LISTING RULES IMPLICATIONS

Assuming the value of the New Sale Interest A in the Final Valuation Report A exceeds HK$17,000,000 but does not exceed HK$57,500,000, as the relevant percentage ratios calculated as at the date of the Sixth Supplemental Agreement pursuant to Rule 14.07 of the Listing Rules in respect of the amended transactions under the Sixth Supplemental Agreement exceeds 5% but are less than 25%, the acquisition of the New Sale Interest A remains a discloseable transaction for the Company under Chapter 14 of the Listing Rules. In the event that the value of the New Sale Interest A as stated in the Final Valuation Report A renders a change in any of the relevant percentage ratios calculated pursuant to Rule 14.07 of the Listing Rules and resulting in a different classification of the acquisition of the New Sale Interest A under Rule 14.06 of the Listing Rules, the Company will comply with the relevant requirements under the Listing Rules.
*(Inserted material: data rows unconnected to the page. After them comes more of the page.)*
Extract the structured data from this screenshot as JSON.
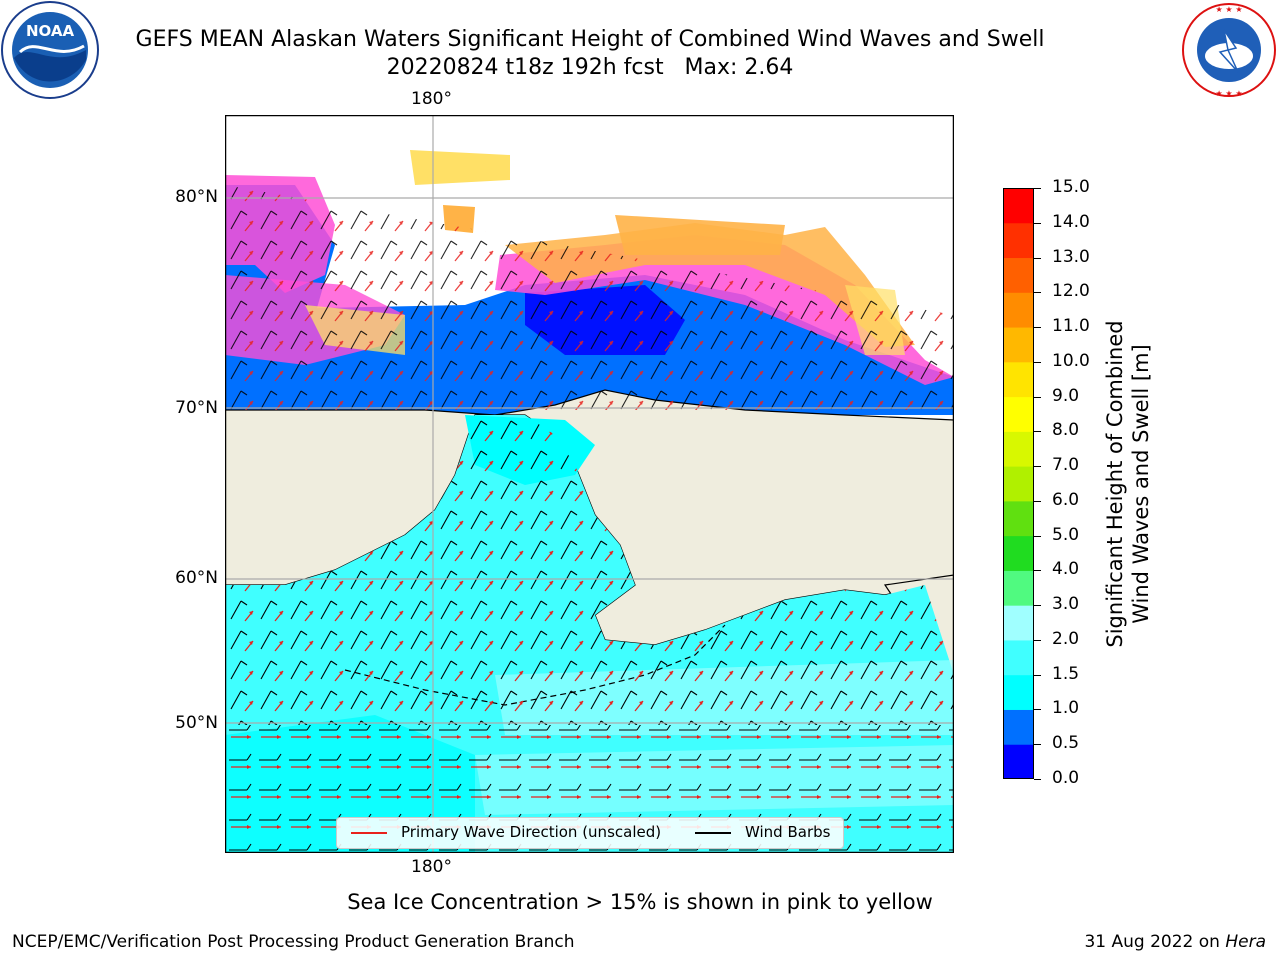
{
  "header": {
    "title_line1": "GEFS MEAN Alaskan Waters Significant Height of Combined Wind Waves and Swell",
    "title_line2": "20220824 t18z 192h fcst   Max: 2.64"
  },
  "logos": {
    "noaa_text": "NOAA",
    "noaa_ring_text": "NATIONAL OCEANIC AND ATMOSPHERIC ADMINISTRATION · U.S. DEPARTMENT OF COMMERCE",
    "nws_ring_text": "NATIONAL WEATHER SERVICE"
  },
  "map": {
    "lat_labels": [
      "80°N",
      "70°N",
      "60°N",
      "50°N"
    ],
    "lon_label_top": "180°",
    "lon_label_bottom": "180°",
    "ocean_colors": {
      "ice_pink": "#ff4fd6",
      "ice_orange": "#ffb347",
      "ice_yellow": "#ffe066",
      "land": "#efedde"
    }
  },
  "legend": {
    "wave_direction": "Primary Wave Direction (unscaled)",
    "wind_barbs": "Wind Barbs",
    "wave_color": "#e8211c",
    "barb_color": "#000000"
  },
  "colorbar": {
    "label_line1": "Significant Height of Combined",
    "label_line2": "Wind Waves and Swell [m]",
    "ticks": [
      "0.0",
      "0.5",
      "1.0",
      "1.5",
      "2.0",
      "3.0",
      "4.0",
      "5.0",
      "6.0",
      "7.0",
      "8.0",
      "9.0",
      "10.0",
      "11.0",
      "12.0",
      "13.0",
      "14.0",
      "15.0"
    ],
    "colors": [
      "#0000ff",
      "#0070ff",
      "#00ffff",
      "#40ffff",
      "#a0ffff",
      "#50fa80",
      "#20dc20",
      "#60e010",
      "#b0f000",
      "#d8f800",
      "#ffff00",
      "#ffe400",
      "#ffb800",
      "#ff8c00",
      "#ff6000",
      "#ff3000",
      "#ff0000"
    ]
  },
  "footer": {
    "note": "Sea Ice Concentration > 15% is shown in pink to yellow",
    "credit_left": "NCEP/EMC/Verification Post Processing Product Generation Branch",
    "credit_right_date": "31 Aug 2022 on ",
    "credit_right_host": "Hera"
  }
}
This announcement is also made by the Company pursuant to Rule 14.36 of the Listing Rules, as the entering into the Sixth Supplemental Agreement constitutes a variation to the terms of the transactions previously announced under the Previous Announcements.

Shareholders and potential investors should note that the acquisition of the New Sale Interest A is subject to the fulfilment or waiver of conditions precedent and may or may not proceed to Completion A and, even if proceeded to Completion A, the value of the asset(s) acquired and consideration to be provided may vary. Shareholders and potential investors should exercise caution in dealing with securities of the Company.

By order of the Board New Times Energy Corporation Limited Cheng Kam Chiu, Stewart Chairman

Hong Kong, 29 August 2014

As at the date of this announcement, the Board comprises seven Directors, of whom two are executive Directors, namely Mr. Cheng Kam Chiu, Stewart and Mr. Cheng Ming Kit; one is a non-executive Director, namely Mr. Heffner, Paul Lincoln; and four are independent nonexecutive Directors, namely Mr. Wong Man Kong, Peter, Mr. Chan Chi Yuen, Mr. Yung Chun Fai, Dickie and Mr. Chiu Wai On.